Uwaga! Znajdujesz się na archiwalnej stronie Fundacji Kocia Mama. Aktualna strona znajduje się pod adresem www.kociamama.pl

Corsec


W brzydki, zimny deszczowy dzień, kiedy mój chłopak poszedł do samochodu po rozładowany akumulator, pod maską znalazł siedzącego malucha. I zamiast z  akumulatorem wrócił z kotkiem.
Nazywamy go Corsec, bo został znaleziony w samochodzie Opel Corsa..

U weta okazało się, że to chłopczyk w   wieku ok. 4 tygodni. Nie miał pcheł, był czyściutki i oswojony i nie bał się ludzi (musiał być domowym kotkiem). Przez pierwsze dni cały czas spał na przemian z jedzeniem.
Jak już odespał i zaczął wstawiać i chodzić, okazało się, że kuleje na tylną łapkę i było słychać zgrzytanie. Trzeba było wykonać zdjęcie. Okazało się że ma łapkę złamaną w 2  miejscach, (ale to już się zrasta). Większy problem jest ze stawem biodrowym, który wymaga chirurgicznej naprawy (fragment kości wymaga amputacji). Operacja będzie możliwa jak pozostałe złamania się zrosną.

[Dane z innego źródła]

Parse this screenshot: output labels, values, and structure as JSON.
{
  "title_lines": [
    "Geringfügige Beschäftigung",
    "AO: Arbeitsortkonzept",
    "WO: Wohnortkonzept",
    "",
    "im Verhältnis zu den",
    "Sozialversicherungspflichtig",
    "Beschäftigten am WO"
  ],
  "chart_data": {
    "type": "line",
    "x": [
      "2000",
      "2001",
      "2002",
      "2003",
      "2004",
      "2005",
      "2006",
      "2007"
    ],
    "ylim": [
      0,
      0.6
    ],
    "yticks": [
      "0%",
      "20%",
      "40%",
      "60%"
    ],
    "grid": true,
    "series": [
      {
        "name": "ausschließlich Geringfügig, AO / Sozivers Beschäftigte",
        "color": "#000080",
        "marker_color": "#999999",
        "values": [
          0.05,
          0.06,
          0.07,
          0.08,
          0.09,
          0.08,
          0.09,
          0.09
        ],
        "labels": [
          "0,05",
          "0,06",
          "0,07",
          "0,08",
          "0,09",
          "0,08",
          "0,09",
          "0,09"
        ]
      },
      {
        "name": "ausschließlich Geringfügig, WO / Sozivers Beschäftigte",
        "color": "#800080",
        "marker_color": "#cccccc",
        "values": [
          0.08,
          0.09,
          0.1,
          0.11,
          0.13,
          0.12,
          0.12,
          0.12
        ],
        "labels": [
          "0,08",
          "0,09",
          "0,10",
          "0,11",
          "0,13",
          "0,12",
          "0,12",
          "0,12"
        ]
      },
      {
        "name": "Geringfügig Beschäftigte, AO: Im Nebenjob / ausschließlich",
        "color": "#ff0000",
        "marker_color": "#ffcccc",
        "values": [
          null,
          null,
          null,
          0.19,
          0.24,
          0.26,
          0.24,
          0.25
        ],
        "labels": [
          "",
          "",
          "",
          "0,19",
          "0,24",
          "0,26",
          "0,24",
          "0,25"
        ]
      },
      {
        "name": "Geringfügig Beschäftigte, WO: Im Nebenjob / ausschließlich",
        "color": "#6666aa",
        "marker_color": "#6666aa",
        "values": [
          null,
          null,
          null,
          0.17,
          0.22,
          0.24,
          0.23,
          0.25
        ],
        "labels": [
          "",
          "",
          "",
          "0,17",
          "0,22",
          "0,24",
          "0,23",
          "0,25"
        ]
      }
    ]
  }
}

Jak na kotka, który tyle przeszedł, ma niesamowitą energię. Jest wiecznie głodny i wiecznie ma chęć do zabawy. Nie przeszkadza mu boląca łapka. Biega, chociaż mu nie wolno, wspina się na wszystko i szaleje z piłeczką.
A później przychodzi, żeby go posmyrać i niesamowicie mruczy.

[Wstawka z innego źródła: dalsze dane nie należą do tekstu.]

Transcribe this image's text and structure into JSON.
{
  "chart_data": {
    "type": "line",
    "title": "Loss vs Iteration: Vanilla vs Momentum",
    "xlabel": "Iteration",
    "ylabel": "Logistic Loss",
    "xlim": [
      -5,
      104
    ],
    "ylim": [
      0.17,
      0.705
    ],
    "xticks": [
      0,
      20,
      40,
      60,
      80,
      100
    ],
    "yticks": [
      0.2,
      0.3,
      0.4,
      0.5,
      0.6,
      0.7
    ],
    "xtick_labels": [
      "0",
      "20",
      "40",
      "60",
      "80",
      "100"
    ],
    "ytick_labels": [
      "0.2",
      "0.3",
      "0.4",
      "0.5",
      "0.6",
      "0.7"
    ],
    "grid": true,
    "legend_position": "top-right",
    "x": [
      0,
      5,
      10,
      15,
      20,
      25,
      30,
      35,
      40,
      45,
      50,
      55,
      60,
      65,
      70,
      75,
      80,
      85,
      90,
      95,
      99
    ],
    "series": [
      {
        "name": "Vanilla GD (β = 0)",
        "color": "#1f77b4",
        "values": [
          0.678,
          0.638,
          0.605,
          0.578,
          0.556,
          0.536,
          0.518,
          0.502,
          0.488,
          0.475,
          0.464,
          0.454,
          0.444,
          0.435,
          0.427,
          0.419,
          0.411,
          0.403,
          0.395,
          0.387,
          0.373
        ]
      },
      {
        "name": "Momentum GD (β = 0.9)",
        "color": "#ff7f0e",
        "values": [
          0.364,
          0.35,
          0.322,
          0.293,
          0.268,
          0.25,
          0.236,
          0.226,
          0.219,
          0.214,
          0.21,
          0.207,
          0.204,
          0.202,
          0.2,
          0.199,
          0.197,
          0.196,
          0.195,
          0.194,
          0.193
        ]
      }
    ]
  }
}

Corsec ma w tej chwili 5-6 tygodni. Potrzebuje pomocy w leczeniu - a wkrótce i nowego domu.


Wpis: 23.5.2010

 



Mały ma duże owrzodzenie rogówki i duży obrzęk. Dostał zastrzyki przeciwzapalne. Za dwa dni kontrola i kolejne zastrzyki. Okaże się, co dalej i czy nastąpi jakakolwiek poprawa.
Niestety może się okazać, że oczko trzeba będzie usunąć . Chociaż ja cały czas wierzę że zacznie się goić.

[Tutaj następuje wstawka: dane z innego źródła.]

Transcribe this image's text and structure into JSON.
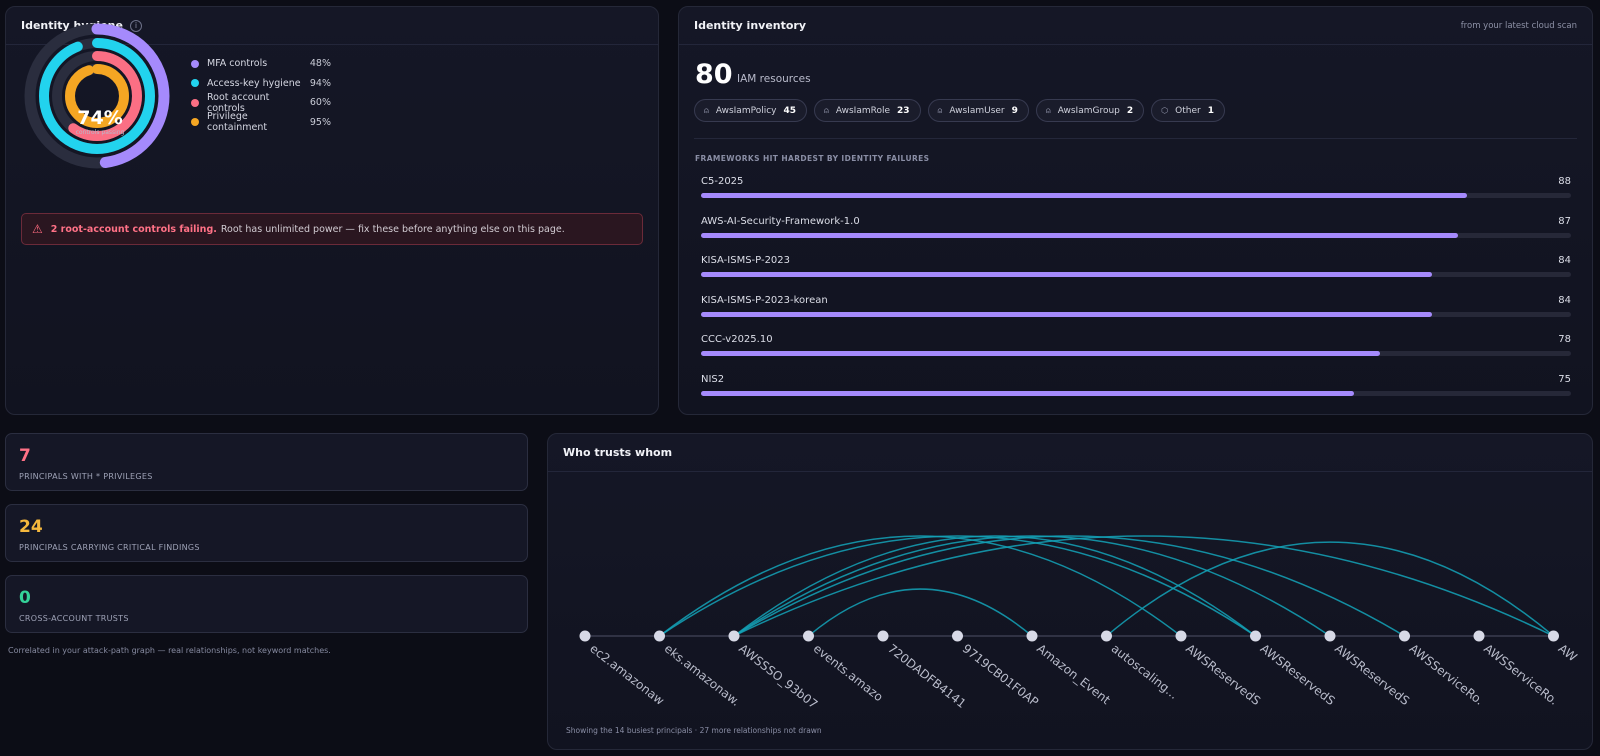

A kotek generalnie znosi wszystko bardzo dzielnie, apetyt ma ogromny, rośnie niesamowicie i uwielbia się bawić (niestety teraz mu nie wolno, nie można go wypuszczać, musi oszczędzać już nie tylko łapkę ale i oczko. Im mniej otwiera oko tym lepiej, a to oznacza że musi dużo spać.